Averaging vector dimensions

jan.vansteenlandt · January 5, 2024, 8:34am

Hi @Cory_Pinecone , I was googling whether it was possible to make multi-vector query requests and stumbled upon this thread. I was not aware that you could just average the dimensions… I have a use case where a user can mark several blog posts as interesting, and our job is then to recommend similar looking posts based on that set. Would that still be an ok solution? We found ourselves having to deal with long loading times even on P2 pods using parallel requests but maybe averaging them out would help.

I was also thinking about pre-filtering the vectors, maybe only averaging out the vectors that are very similar so that the average over 20 vectors for example doesn’t end up in an non-sensical averaged vector.

Cory_Pinecone · January 5, 2024, 5:12pm

Hi @jan.vansteenlandt, welcome to the Pinecone community!

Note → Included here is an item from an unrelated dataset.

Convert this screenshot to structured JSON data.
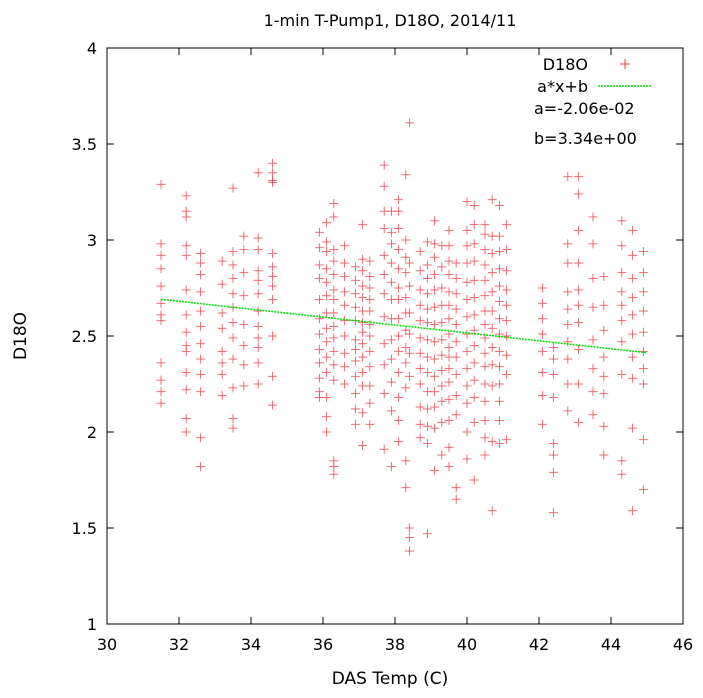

Yes, averaging the vectors you’re searching with is the usual approach for use cases like this. Unless the end-user has a way to set different weights for the blogs, it’s a pretty straightforward solution. Presumably, you already have the vectors for the blogs stored in Pinecone and can either fetch them by their ID, or filter for them with their metadata. Return the values of each, average them together into a new vector, and use that as your new query.

If you have options for adding weight to one blog post over another (for instance, if you value more recent ones than older for relevance) you’ll have to adjust the averaging algorithm a bit.

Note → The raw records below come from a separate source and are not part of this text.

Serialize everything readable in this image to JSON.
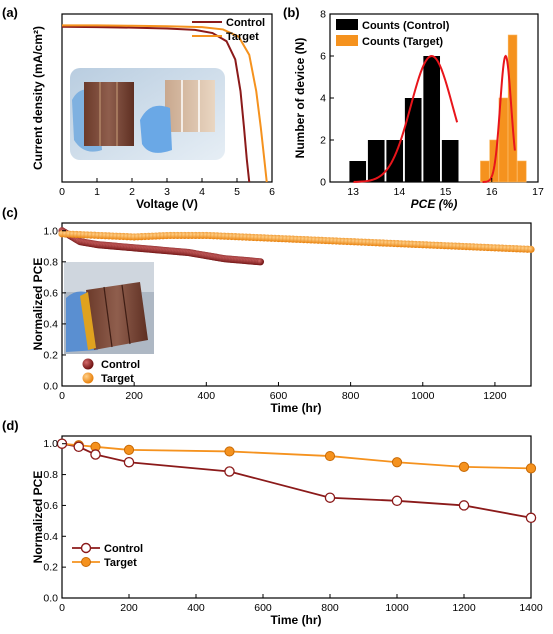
{
  "colors": {
    "control": "#8b1a1a",
    "control_dark": "#6e1111",
    "target": "#f5921e",
    "fit": "#e8151b"
  },
  "chart_data": [
    {
      "panel": "(a)",
      "type": "line",
      "xlabel": "Voltage (V)",
      "ylabel": "Current density (mA/cm²)",
      "xlim": [
        0,
        6
      ],
      "xticks": [
        "0",
        "1",
        "2",
        "3",
        "4",
        "5",
        "6"
      ],
      "legend_placement": "top-right",
      "series": [
        {
          "name": "Control",
          "color_key": "control",
          "x": [
            0,
            1,
            2,
            3,
            3.8,
            4.3,
            4.7,
            4.95,
            5.1,
            5.2,
            5.28,
            5.35
          ],
          "y": [
            3.42,
            3.41,
            3.4,
            3.38,
            3.35,
            3.28,
            3.1,
            2.7,
            2.0,
            1.2,
            0.5,
            0
          ]
        },
        {
          "name": "Target",
          "color_key": "target",
          "x": [
            0,
            1,
            2,
            3,
            4,
            4.6,
            5.05,
            5.35,
            5.55,
            5.68,
            5.78,
            5.85
          ],
          "y": [
            3.45,
            3.45,
            3.44,
            3.43,
            3.41,
            3.36,
            3.2,
            2.8,
            2.0,
            1.2,
            0.5,
            0
          ]
        }
      ]
    },
    {
      "panel": "(b)",
      "type": "bar",
      "xlabel": "PCE (%)",
      "ylabel": "Number of device (N)",
      "xlim": [
        12.5,
        17
      ],
      "ylim": [
        0,
        8
      ],
      "xticks": [
        "13",
        "14",
        "15",
        "16",
        "17"
      ],
      "yticks": [
        "0",
        "2",
        "4",
        "6",
        "8"
      ],
      "legend_placement": "top-left",
      "series": [
        {
          "name": "Counts (Control)",
          "color_key": "control_bar",
          "x": [
            13.1,
            13.5,
            13.9,
            14.3,
            14.7,
            15.1
          ],
          "values": [
            1,
            2,
            2,
            4,
            6,
            2
          ],
          "bin_width": 0.36
        },
        {
          "name": "Counts (Target)",
          "color_key": "target",
          "x": [
            15.85,
            16.05,
            16.25,
            16.45,
            16.65
          ],
          "values": [
            1,
            2,
            4,
            7,
            1
          ],
          "bin_width": 0.19
        }
      ]
    },
    {
      "panel": "(c)",
      "type": "scatter",
      "xlabel": "Time (hr)",
      "ylabel": "Normalized PCE",
      "xlim": [
        0,
        1300
      ],
      "ylim": [
        0,
        1.05
      ],
      "xticks": [
        "0",
        "200",
        "400",
        "600",
        "800",
        "1000",
        "1200"
      ],
      "yticks": [
        "0.0",
        "0.2",
        "0.4",
        "0.6",
        "0.8",
        "1.0"
      ],
      "legend_placement": "bottom-left",
      "series": [
        {
          "name": "Control",
          "color_key": "control",
          "x": [
            0,
            50,
            100,
            150,
            200,
            250,
            300,
            350,
            400,
            450,
            500,
            550
          ],
          "y": [
            1.0,
            0.93,
            0.91,
            0.9,
            0.89,
            0.88,
            0.87,
            0.86,
            0.84,
            0.82,
            0.81,
            0.8
          ]
        },
        {
          "name": "Target",
          "color_key": "target",
          "x": [
            0,
            100,
            200,
            300,
            400,
            500,
            600,
            700,
            800,
            900,
            1000,
            1100,
            1200,
            1300
          ],
          "y": [
            0.98,
            0.97,
            0.96,
            0.97,
            0.97,
            0.96,
            0.95,
            0.94,
            0.93,
            0.92,
            0.91,
            0.9,
            0.89,
            0.88
          ]
        }
      ]
    },
    {
      "panel": "(d)",
      "type": "line",
      "xlabel": "Time (hr)",
      "ylabel": "Normalized PCE",
      "xlim": [
        0,
        1400
      ],
      "ylim": [
        0,
        1.05
      ],
      "xticks": [
        "0",
        "200",
        "400",
        "600",
        "800",
        "1000",
        "1200",
        "1400"
      ],
      "yticks": [
        "0.0",
        "0.2",
        "0.4",
        "0.6",
        "0.8",
        "1.0"
      ],
      "legend_placement": "bottom-left",
      "series": [
        {
          "name": "Control",
          "color_key": "control",
          "marker": "open-circle",
          "x": [
            0,
            50,
            100,
            200,
            500,
            800,
            1000,
            1200,
            1400
          ],
          "y": [
            1.0,
            0.98,
            0.93,
            0.88,
            0.82,
            0.65,
            0.63,
            0.6,
            0.52
          ]
        },
        {
          "name": "Target",
          "color_key": "target",
          "marker": "filled-circle",
          "x": [
            0,
            50,
            100,
            200,
            500,
            800,
            1000,
            1200,
            1400
          ],
          "y": [
            1.0,
            0.99,
            0.98,
            0.96,
            0.95,
            0.92,
            0.88,
            0.85,
            0.84
          ]
        }
      ]
    }
  ]
}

I was also thinking about pre-filtering the vectors, maybe only averaging out the vectors that are very similar so that the average over 20 vectors for example doesn’t end up in an non-sensical averaged vector.

This is an interesting idea. Again, presuming you’re fetching the existing vectors for the associated blogs, you could compare the values of the existing vectors to each other and cluster them based on similarity, then use those averages for the next set of queries. This would have to be done outside of Pinecone in the app itself, though, and would likely slow things down considerably.

A simpler technique would be to use tags on the blogs stored as metadata with their vectors and then cluster selected blogs based on those tags to get averages for each tag. So if someone chooses four blogs that are tagged “politics,” three that are tagged “wine,” and two more that are tagged [“politics”,“wine”] you’d end up with two sets of recommendations: politics blogs and wine blogs. Those last two blogs would be included in the average of each.

jan.vansteenlandt · January 6, 2024, 7:21am

Thanks for the reply @Cory_Pinecone ! I’ve read that averaging vectors might also end up with a vector that is not really making sense anymore, so that’s why I’m a bit reluctant to just average 20-ish vectors and assume the resulting vector would be a good fit to fetch similar results. That’s why I took the approach of removing very similar looking vectors from the set in order to reduce the amount of queries to be made.

I’ll do a comparison between the similarity results I get back based on a single averaged vector versus not averaging them out and running parallel requests.

+1 for moving this to a separate discussion!